Luna se identificava com cada fase, e já passou por todas. Assim como a lua nova, Luna quis eclodir e sair do apagão, indo para a crescente. Suas ideias estavam mais claras, e ela estava descobrindo si mesma. Na lua cheia, quis sair do anonimato. Dizer para a sua família sobre a sua sexualidade foi a coisa mais difícil que enfrentou, mas ela estava mais certa de si do que tudo, e pensava que nada a deixaria para baixo, mas isso foi um engano. Logo em seguida, a lua minguante a pegou de surpresa, junto de uma fase escura que era o contrário de tudo o que já havia passado, e teve que enfrentar o seu pior medo, a pior parte.

Luna odiava falar o nome dessa etapa, mas era inevitável. Ela a chamava de eclipse, onde tudo se unia num único conjunto de ira. O fim de um ciclo acontecia nesse momento, e ela queria chorar, gritar e expulsar todas as vozes que envolviam os seus pensamentos, mas nada acontecia. Ela já estava acostumada com o sufoco de suas afecções, e não sentia mais nada além de uma vontade imensa de ter o seu corpo inteiro afundado pela água gelada que batia em seus tornozelos.

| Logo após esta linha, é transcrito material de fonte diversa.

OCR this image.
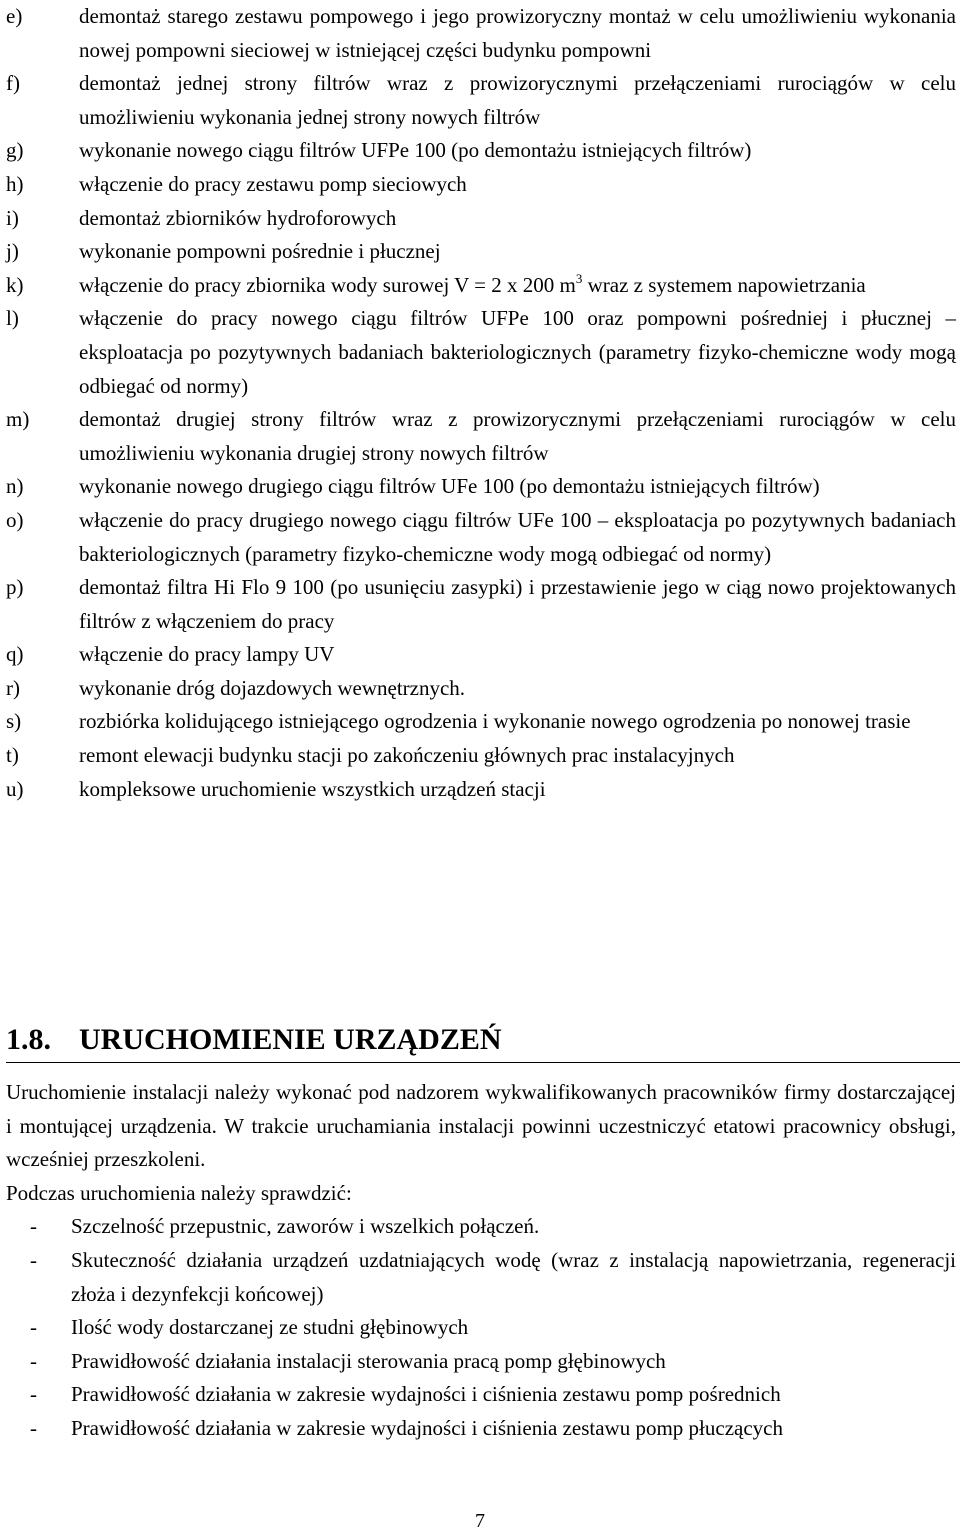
e)	demontaż starego zestawu pompowego i jego prowizoryczny montaż w celu umożliwieniu wykonania nowej pompowni sieciowej w istniejącej części budynku pompowni
f)	demontaż jednej strony filtrów wraz z prowizorycznymi przełączeniami rurociągów w celu umożliwieniu wykonania jednej strony nowych filtrów
g)	wykonanie nowego ciągu filtrów UFPe 100 (po demontażu istniejących filtrów)
h)	włączenie do pracy zestawu pomp sieciowych
i)	demontaż zbiorników hydroforowych
j)	wykonanie pompowni pośrednie i płucznej
k)	włączenie do pracy zbiornika wody surowej V = 2 x 200 $m^3$ wraz z systemem napowietrzania
l)	włączenie do pracy nowego ciągu filtrów UFPe 100 oraz pompowni pośredniej i płucznej – eksploatacja po pozytywnych badaniach bakteriologicznych (parametry fizyko-chemiczne wody mogą odbiegać od normy)
m)	demontaż drugiej strony filtrów wraz z prowizorycznymi przełączeniami rurociągów w celu umożliwieniu wykonania drugiej strony nowych filtrów
n)	wykonanie nowego drugiego ciągu filtrów UFe 100 (po demontażu istniejących filtrów)
o)	włączenie do pracy drugiego nowego ciągu filtrów UFe 100 – eksploatacja po pozytywnych badaniach bakteriologicznych (parametry fizyko-chemiczne wody mogą odbiegać od normy)
p)	demontaż filtra Hi Flo 9 100 (po usunięciu zasypki) i przestawienie jego w ciąg nowo projektowanych filtrów z włączeniem do pracy
q)	włączenie do pracy lampy UV
r)	wykonanie dróg dojazdowych wewnętrznych.
s)	rozbiórka kolidującego istniejącego ogrodzenia i wykonanie nowego ogrodzenia po nonowej trasie
t)	remont elewacji budynku stacji po zakończeniu głównych prac instalacyjnych
u)	kompleksowe uruchomienie wszystkich urządzeń stacji
1.8. URUCHOMIENIE URZĄDZEŃ
Uruchomienie instalacji należy wykonać pod nadzorem wykwalifikowanych pracowników firmy dostarczającej i montującej urządzenia. W trakcie uruchamiania instalacji powinni uczestniczyć etatowi pracownicy obsługi, wcześniej przeszkoleni.
Podczas uruchomienia należy sprawdzić:
-	Szczelność przepustnic, zaworów i wszelkich połączeń.
-	Skuteczność działania urządzeń uzdatniających wodę (wraz z instalacją napowietrzania, regeneracji złoża i dezynfekcji końcowej)
-	Ilość wody dostarczanej ze studni głębinowych
-	Prawidłowość działania instalacji sterowania pracą pomp głębinowych
-	Prawidłowość działania w zakresie wydajności i ciśnienia zestawu pomp pośrednich
-	Prawidłowość działania w zakresie wydajności i ciśnienia zestawu pomp płuczących
7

Relutante com a nova ânsia, Luna se levantou e observou a correnteza se mover enquanto o fluido era um barulho entorpecente para seus ouvidos. A garota fechou os olhos e imaginou estar pisando na lua, onde não havia ninguém além de si mesma num espaço sem regras. Pela primeira vez ela se sentiu bem, e reconheceu que ali poderia ser o seu fim. Ninguém ditava as normas para ela, que corria livremente pela gravidade do espaço. Ao mesmo tempo, a gravidade de seu ruir era enorme no mundo real, e o seu corpo fracassava conforme ficava embriagada nas suas divagações. Com os olhos fechados, Luna não percebeu o quão decaindo seu corpo estava, e acordou quando sentiu um toque confortável em seus ombros lhe puxando para trás antes que encontrasse com o rio.

— Você tem em mente o que vai fazer!? — uma voz disse num tom alto. Luna sorriu com a entonação, que era como uma música clássica para seus ouvidos.

Luna só conseguia sorrir. Ela achava que estava no céu, e que aquela garota era o anjo mais bonito que poderia existir. A sua pele branca contrastava bem com seus cabelos pretos e lisos, junto de seus olhos cor de mel.

— Eu só... Talvez apenas estivesse observando a luna — disse Luna, que se arrependeu logo em seguida. — Meu nome é Luna.

— Luna na lua. Você só pode estar brincando — rebateu. — Me chamo Sol.

E então Luna sorriu. Ela não sabia ao certo como descrever o que estava sentindo, mas talvez aquele sol fosse o que estava faltando para o sistema funcionar perfeitamente. Seus lábios ficavam cada vez maiores de alegria, formando um riso que durou por pouco tempo ao lembrar da sua realidade.

— Eu não posso mais... — Luna começou, mas não foi capaz de continuar.

Sol continuava com um olhar de interrogação, e queria entender os motivos de Luna. Elas caminharam em direção a um banco que havia de frente ao riacho, e se sentaram para observar a negritude da noite. Luna não parava de olhar o céu estrelado, e sorria internamente ao ver suas constelações preferidas. Já Sol, não conseguia parar de olhar para a garota dos cabelos roxos, e queria entender cada vez mais os seus motivos, porém, ela sabia que isso levaria tempo.

— Eu vivo em outro mundo, Sol — a garota dos cabelos roxos divagou. — Eu não me achei nessa vida ainda.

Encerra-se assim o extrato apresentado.